Salesmen claim to be investment experts and there is no regulation that requires them to disclose their sources of knowledge to you. For example, they do not have to disclose college degrees, years of experience, or certifications (CFA®, CFP®, CIMA®). What is the big secret? There are no education requirements, not even a high school diploma, or experience requirements to sell Wall Street’s investment products. But, that does not mean inexperienced reps do not claim to be investment experts. It helps them sell investment products.

Secret #3 – Trusted Advisor

You want a financial expert, but you also want someone you can trust. Unfortunately, every advisor is going to claim to be a trustworthy professional. Like expertise, it is your responsibility to determine if the financial advisor is telling you the truth.

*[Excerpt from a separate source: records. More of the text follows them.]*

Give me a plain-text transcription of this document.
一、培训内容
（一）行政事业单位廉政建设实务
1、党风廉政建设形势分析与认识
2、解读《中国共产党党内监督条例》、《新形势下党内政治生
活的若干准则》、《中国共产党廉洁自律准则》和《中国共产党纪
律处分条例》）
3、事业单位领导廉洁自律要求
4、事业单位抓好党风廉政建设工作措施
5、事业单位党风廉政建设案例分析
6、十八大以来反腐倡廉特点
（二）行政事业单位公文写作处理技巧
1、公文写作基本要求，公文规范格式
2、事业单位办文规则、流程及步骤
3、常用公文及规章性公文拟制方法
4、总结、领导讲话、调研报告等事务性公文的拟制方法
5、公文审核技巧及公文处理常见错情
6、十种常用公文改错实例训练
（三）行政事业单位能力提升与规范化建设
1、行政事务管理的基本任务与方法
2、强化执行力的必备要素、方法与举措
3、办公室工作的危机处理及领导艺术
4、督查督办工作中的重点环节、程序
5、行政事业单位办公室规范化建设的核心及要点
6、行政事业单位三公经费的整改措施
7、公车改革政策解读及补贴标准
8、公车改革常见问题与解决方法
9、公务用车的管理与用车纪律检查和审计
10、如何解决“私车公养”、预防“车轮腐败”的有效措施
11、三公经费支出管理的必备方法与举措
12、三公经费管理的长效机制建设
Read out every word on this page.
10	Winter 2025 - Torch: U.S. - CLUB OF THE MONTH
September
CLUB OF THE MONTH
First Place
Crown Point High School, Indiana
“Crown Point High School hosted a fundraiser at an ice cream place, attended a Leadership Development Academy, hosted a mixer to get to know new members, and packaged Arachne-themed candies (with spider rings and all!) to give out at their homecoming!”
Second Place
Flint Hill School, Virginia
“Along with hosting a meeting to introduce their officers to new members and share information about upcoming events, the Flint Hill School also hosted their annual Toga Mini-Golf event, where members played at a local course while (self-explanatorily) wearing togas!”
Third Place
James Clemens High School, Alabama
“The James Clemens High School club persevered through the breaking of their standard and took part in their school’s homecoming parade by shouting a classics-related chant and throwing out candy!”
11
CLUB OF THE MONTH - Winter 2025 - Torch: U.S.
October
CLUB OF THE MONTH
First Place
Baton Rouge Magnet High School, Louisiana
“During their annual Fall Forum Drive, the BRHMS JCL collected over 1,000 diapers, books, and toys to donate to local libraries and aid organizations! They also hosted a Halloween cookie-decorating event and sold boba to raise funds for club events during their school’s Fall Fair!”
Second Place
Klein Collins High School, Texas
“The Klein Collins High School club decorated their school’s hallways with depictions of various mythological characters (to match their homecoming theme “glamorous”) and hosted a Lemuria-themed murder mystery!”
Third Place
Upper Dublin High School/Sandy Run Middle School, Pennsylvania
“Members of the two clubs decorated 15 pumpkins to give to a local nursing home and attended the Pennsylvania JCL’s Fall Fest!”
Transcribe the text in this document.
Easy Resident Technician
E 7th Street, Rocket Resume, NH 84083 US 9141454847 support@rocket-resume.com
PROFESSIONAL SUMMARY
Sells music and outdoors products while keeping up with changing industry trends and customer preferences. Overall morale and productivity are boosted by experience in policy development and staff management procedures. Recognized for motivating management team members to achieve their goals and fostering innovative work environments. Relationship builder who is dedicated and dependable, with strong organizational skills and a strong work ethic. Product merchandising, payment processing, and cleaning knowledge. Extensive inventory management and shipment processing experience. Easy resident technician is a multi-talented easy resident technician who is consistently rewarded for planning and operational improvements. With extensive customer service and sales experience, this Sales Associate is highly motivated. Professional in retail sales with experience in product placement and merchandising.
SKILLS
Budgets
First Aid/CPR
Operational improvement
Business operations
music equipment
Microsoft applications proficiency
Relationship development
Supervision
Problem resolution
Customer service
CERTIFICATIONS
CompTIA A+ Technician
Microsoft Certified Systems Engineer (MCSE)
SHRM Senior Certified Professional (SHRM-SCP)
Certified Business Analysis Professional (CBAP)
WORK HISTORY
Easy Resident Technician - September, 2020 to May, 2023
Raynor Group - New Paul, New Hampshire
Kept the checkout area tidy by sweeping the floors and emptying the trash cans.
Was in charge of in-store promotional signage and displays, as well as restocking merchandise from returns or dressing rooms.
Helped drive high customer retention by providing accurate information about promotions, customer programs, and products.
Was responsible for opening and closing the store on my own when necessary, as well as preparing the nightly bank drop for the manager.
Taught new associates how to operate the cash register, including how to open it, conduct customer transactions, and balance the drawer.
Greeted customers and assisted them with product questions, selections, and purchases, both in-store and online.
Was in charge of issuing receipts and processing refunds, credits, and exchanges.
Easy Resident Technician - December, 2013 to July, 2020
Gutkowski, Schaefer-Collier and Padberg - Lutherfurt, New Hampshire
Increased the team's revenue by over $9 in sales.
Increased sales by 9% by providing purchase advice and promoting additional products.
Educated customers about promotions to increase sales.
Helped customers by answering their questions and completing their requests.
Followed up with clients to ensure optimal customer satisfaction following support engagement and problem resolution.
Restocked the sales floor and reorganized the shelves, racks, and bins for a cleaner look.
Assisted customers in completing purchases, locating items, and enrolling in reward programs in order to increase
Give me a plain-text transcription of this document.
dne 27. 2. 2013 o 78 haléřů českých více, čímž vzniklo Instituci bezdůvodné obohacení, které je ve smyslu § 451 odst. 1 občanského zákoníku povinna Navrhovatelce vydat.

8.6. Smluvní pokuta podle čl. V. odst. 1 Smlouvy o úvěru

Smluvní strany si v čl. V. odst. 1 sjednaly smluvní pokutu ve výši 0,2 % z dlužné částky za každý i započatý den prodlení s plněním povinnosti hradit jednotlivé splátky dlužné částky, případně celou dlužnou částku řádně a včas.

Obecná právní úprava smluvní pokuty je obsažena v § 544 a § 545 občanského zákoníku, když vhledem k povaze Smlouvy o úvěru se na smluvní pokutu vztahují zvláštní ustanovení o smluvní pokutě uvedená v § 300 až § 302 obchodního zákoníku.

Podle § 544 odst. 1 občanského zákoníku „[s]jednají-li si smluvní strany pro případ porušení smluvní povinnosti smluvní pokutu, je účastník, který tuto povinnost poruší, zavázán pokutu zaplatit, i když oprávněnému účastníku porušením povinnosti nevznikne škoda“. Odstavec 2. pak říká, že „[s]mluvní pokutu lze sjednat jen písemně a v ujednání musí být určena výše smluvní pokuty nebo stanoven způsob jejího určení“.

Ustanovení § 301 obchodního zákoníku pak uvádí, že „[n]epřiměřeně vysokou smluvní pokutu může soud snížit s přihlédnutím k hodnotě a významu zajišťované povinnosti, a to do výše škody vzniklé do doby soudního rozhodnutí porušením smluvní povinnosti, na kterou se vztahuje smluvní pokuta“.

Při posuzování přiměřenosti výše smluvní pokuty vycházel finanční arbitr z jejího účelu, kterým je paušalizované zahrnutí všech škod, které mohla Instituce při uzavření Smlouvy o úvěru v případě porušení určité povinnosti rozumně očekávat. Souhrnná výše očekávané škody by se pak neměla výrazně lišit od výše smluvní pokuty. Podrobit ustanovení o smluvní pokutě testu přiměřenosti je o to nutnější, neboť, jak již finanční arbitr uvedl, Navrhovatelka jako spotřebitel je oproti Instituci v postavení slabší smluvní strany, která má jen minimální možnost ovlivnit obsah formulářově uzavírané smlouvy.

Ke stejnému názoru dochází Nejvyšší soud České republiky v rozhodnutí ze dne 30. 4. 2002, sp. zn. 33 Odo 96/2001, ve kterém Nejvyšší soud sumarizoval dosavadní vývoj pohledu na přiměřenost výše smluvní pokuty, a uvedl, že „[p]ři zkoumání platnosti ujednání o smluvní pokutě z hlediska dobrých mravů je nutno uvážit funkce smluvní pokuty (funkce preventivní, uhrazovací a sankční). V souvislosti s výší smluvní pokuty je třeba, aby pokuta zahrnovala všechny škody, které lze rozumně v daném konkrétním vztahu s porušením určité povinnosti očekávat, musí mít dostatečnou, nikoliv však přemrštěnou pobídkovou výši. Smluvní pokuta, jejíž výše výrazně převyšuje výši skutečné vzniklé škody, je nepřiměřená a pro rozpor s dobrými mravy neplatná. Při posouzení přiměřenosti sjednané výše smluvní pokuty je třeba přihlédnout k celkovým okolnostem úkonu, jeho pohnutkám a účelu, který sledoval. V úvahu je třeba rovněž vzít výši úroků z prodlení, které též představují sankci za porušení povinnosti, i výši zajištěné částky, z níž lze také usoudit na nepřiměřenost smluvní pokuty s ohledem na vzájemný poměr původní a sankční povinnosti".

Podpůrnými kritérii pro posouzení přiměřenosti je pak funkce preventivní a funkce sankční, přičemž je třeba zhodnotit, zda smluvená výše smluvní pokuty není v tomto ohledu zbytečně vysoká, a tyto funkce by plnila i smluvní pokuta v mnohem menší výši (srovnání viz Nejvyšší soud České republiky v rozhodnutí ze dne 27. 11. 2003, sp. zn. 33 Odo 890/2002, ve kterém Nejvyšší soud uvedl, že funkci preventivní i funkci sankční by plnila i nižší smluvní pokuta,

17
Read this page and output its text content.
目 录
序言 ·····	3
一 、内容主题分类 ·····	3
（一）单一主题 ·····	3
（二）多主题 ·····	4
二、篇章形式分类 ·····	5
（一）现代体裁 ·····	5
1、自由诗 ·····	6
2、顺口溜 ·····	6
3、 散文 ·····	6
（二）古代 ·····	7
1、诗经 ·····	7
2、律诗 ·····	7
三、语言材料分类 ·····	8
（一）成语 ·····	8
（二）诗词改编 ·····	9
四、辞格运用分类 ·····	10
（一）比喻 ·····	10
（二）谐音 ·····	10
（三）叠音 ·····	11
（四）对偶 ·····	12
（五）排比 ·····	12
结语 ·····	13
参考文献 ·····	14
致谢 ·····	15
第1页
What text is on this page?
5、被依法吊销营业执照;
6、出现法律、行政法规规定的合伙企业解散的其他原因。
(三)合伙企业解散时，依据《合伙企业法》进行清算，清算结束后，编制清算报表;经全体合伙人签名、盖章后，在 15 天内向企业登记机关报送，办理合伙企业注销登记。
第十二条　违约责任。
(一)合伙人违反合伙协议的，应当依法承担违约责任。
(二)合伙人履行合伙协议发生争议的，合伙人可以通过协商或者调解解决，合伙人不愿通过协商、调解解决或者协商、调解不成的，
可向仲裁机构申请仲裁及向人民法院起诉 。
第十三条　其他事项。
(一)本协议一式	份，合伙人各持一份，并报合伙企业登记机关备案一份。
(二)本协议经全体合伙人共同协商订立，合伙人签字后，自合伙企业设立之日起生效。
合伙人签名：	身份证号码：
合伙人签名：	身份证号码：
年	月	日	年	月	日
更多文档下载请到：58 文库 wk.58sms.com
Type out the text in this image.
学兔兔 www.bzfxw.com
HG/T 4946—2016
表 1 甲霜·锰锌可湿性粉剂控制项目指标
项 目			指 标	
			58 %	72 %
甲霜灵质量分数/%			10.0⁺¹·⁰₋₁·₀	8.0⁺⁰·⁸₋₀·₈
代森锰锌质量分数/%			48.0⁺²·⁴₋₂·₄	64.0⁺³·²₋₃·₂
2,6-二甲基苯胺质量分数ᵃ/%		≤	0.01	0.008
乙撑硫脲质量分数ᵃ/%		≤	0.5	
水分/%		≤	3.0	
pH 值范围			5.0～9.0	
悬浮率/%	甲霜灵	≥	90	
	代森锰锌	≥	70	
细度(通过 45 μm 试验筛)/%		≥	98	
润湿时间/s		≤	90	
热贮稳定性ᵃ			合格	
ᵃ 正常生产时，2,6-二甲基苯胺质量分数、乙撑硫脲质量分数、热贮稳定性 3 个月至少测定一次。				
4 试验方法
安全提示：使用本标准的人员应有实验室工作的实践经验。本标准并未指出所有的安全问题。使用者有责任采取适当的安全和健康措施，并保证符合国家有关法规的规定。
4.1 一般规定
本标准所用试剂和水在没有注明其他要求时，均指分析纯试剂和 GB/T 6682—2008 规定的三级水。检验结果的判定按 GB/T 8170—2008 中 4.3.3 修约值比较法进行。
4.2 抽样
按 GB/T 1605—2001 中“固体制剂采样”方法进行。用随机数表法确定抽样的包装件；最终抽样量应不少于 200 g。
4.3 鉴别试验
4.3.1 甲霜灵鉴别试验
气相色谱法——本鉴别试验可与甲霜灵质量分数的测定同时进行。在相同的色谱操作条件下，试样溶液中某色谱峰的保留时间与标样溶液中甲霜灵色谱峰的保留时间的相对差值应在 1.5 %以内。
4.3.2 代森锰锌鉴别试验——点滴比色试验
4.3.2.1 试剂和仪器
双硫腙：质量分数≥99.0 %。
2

The good news is there is a reliable, online source that provides information about advisers’ records of compliance. Go to FINRA.org and click on the BrokerCheck function. The bad news is very few investors know about this service and the information can be complicated.

Compliance records are important, but they do not provide the whole picture. The advisor may not have any complaints on his FINRA record, but you still do not know if the advisor is providing ethical advice. What is the secret? You don’t know if the advisor’s investment recommendations are in your best interests.

Secret #4 – Expenses

Wall Street would like to extract as much money from your assets as possible. It has a lot of overhead and its executives like big bonuses. Part of its strategy is to withhold expense data from you or make the data so complicated you do not understand it.

For example, there are layers and layers of fees. The four primary fees include: Planning fees, advisory fees, management fees, and custodial fees. These fees do not include transaction charges, commissions, marketing fees, and administration fees. What is the secret? Advisers withhold the combined expenses that are deducted from your assets.

There is another reason for keeping this information a secret. Your advisor does not want you to know how much he makes from your assets. You probably don’t care what he makes if you are earning double-digit returns. You probably care a lot if your returns are flat or negative.

Secret #5 – Conflicts of Interest

There is one primary reason why 90% of advisors have conflicts of interest that have the potential to damage you. You need assets to achieve your financial goals – for example, a comfortable, secure retirement. Your advisor needs your assets to maximize company revenue and personal income. There is no way around this core conflict. You and your advisor have conflicting interests.

Why keep conflicts a secret? You and your advisor can win in bull markets. There is only one winner in flat or bear markets and its not you.